If you sold a small business corporation and then reacquired another one in the year 2000, you may be eligible for lucrative tax savings, as a result of last year’s two federal budgets.
 
The new capital gains deferral on eligible small business corporations has been proposed to make investments in smaller, and generally higher risk, companies more attractive.  The change enables a deferral of capital gains rather than the use of an exemption.

The deferral will be possible when an eligible small business corporation is disposed of and where the proceeds are used to acquire another ‘eligible small business investment’. 

Conditions for deferral
The consequences will be as follows:

  • The re-investment must be in ordinary common shares issued from treasury to the investor.
  • The deferred gain will be used to reduce the adjusted cost base of the new investment. 
  • The proposals of the February 28, 2000 budget provided for a deferred gain on dispositions realized after February 27, 2000 and before October 17, 2000 on up to $500,000 of eligible investments.
  • The subsequent investment must be in an eligible tive small business corporation, which is similar in definition to the existing small business corporation rules.
  • Total value of assets cannot exceed $2.5 million before the investment and $10 million after it.
  • This provision has been sweetened with the proposals of the October 18, 2000 mini-budget.  Specifically, the $500,000 figure is increased to $2 million and the size of the small businesses eligible will increase from $10 million to $50 million immediately after the investment. The $2.5 million restriction will be eliminated.
  • The investment must be held for more than six months from the time of acquisition.  There are special rules regarding the timing of the replacement investment and eligibility of the investor, as well.

How deferral works
The following example illustrates how this deferral will work:

  • Assume that a taxpayer sold an eligible small business corporation for $275,000 in the period after February 27 and before October 18.
  • She then used the proceeds to acquire another eligible small business corporation in the amount of $600,000. 
  • She had a gain of $270,000 on the first corporation.  However, under the new proposals, this gain can be deferred if all the criteria are met, as described above.

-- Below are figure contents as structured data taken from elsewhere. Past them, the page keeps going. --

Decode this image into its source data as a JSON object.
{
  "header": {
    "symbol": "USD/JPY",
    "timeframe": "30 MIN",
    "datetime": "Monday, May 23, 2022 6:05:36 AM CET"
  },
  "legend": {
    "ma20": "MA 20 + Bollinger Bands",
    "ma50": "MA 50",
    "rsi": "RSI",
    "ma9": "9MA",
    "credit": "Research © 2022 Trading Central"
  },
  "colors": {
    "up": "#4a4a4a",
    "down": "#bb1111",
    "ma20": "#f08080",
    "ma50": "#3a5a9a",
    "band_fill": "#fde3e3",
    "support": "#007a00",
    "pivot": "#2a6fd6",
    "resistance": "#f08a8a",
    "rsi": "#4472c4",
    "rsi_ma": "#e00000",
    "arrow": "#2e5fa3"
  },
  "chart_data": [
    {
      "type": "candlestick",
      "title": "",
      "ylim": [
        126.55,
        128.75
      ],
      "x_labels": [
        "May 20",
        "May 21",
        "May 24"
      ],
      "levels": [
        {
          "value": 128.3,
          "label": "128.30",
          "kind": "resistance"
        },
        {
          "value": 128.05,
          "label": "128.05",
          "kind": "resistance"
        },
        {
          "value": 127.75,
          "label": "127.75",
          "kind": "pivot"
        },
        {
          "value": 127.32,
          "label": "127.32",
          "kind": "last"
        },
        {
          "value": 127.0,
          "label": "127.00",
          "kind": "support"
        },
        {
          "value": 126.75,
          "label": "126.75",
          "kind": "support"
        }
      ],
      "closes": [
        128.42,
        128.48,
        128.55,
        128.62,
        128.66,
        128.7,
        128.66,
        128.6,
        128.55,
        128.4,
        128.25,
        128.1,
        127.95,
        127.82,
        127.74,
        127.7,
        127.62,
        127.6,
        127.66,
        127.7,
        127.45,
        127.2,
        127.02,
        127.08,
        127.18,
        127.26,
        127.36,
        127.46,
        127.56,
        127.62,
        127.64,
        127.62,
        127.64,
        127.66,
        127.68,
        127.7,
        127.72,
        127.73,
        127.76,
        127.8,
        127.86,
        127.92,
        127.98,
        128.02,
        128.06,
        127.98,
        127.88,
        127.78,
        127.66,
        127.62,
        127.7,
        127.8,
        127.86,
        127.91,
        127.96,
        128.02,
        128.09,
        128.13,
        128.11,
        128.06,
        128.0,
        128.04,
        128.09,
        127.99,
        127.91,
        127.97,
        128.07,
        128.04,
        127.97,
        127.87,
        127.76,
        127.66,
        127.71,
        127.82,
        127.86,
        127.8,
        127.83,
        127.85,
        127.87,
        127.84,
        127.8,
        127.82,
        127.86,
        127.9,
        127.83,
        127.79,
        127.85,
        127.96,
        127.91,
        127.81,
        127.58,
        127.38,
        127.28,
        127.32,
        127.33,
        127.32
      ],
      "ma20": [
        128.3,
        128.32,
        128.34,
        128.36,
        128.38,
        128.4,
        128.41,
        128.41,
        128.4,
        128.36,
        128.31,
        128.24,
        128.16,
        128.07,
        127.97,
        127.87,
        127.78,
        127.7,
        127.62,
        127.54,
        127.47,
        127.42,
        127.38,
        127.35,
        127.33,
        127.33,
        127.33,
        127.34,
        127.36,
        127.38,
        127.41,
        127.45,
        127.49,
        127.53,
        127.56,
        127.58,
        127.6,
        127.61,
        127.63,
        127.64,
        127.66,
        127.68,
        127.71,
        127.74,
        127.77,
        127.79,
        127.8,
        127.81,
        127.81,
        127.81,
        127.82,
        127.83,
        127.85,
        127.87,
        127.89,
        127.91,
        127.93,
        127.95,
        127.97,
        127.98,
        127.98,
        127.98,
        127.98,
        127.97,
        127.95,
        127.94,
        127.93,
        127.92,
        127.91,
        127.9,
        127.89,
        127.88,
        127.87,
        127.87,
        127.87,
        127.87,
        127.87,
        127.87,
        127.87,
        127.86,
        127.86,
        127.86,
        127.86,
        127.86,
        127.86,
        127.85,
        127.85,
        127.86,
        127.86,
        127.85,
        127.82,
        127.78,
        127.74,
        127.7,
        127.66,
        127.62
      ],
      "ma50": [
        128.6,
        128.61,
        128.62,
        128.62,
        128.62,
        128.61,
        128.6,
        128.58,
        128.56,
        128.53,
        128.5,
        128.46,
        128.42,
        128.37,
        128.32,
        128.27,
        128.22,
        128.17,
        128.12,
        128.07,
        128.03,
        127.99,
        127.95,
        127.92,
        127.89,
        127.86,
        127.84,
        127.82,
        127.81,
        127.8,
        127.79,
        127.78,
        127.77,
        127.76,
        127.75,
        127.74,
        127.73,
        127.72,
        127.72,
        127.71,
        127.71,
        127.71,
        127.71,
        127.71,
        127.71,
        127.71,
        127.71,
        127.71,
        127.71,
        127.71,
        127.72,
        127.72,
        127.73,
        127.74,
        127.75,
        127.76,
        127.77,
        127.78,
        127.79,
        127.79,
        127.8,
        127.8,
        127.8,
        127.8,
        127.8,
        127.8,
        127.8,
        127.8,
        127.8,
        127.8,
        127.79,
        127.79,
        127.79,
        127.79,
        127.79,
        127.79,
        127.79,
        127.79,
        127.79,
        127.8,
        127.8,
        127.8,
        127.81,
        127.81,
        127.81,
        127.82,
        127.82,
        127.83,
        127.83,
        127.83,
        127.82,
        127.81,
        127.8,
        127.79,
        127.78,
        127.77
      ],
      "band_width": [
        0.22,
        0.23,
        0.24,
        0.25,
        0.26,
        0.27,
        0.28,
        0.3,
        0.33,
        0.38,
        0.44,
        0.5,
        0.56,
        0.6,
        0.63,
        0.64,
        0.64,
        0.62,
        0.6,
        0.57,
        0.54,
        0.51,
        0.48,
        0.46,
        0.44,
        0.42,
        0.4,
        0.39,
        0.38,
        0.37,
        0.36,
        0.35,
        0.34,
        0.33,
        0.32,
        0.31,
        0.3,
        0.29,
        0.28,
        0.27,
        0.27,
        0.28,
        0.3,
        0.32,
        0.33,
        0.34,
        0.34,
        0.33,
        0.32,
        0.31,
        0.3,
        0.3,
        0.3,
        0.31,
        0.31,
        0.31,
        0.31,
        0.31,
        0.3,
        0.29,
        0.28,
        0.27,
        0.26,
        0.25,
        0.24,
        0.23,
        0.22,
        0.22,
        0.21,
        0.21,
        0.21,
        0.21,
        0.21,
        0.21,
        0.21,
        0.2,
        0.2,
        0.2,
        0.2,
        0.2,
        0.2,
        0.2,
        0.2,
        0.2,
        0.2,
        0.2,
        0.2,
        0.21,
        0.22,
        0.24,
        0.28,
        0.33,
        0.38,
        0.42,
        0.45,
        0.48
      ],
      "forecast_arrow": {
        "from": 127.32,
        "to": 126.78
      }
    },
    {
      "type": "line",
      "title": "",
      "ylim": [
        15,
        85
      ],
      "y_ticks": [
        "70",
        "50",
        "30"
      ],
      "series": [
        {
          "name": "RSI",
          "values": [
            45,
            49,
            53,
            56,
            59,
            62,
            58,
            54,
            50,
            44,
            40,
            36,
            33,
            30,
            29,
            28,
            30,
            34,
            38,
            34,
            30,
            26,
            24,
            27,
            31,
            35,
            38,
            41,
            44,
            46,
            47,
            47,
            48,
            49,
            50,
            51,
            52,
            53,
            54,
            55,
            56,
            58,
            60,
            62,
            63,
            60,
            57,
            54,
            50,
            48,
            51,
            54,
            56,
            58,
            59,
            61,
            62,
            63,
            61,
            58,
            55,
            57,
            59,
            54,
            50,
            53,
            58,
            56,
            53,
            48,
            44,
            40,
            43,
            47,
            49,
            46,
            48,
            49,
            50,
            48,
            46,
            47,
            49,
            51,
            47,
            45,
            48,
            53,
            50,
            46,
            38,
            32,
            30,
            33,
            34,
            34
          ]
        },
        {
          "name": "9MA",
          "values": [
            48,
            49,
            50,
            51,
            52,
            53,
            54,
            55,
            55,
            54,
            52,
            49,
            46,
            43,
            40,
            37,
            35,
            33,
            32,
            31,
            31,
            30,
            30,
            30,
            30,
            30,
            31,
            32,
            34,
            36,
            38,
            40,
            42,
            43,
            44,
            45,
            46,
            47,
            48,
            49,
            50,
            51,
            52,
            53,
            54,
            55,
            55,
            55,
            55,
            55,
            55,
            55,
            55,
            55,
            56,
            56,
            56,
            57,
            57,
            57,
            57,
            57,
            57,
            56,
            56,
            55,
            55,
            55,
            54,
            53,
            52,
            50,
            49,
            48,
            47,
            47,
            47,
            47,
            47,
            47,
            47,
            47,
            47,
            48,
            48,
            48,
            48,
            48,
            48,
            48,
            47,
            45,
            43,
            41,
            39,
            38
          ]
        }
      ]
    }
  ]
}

To calculate the capital gains deferral in this case:

  • Take the cost of the replacement property
  • Divide it by the proceeds of disposition relating to the eligible gain
  • Multiply that amount by the eligible gain from the disposition. 

This will give you the eligible gain for deferral purposes:

  • $500,000 (divided by) 275,000 x 270,000 = $490,909

Similar transactions occurring after October 17 will be subject to the $2 Million maximum capital gains deferral described above.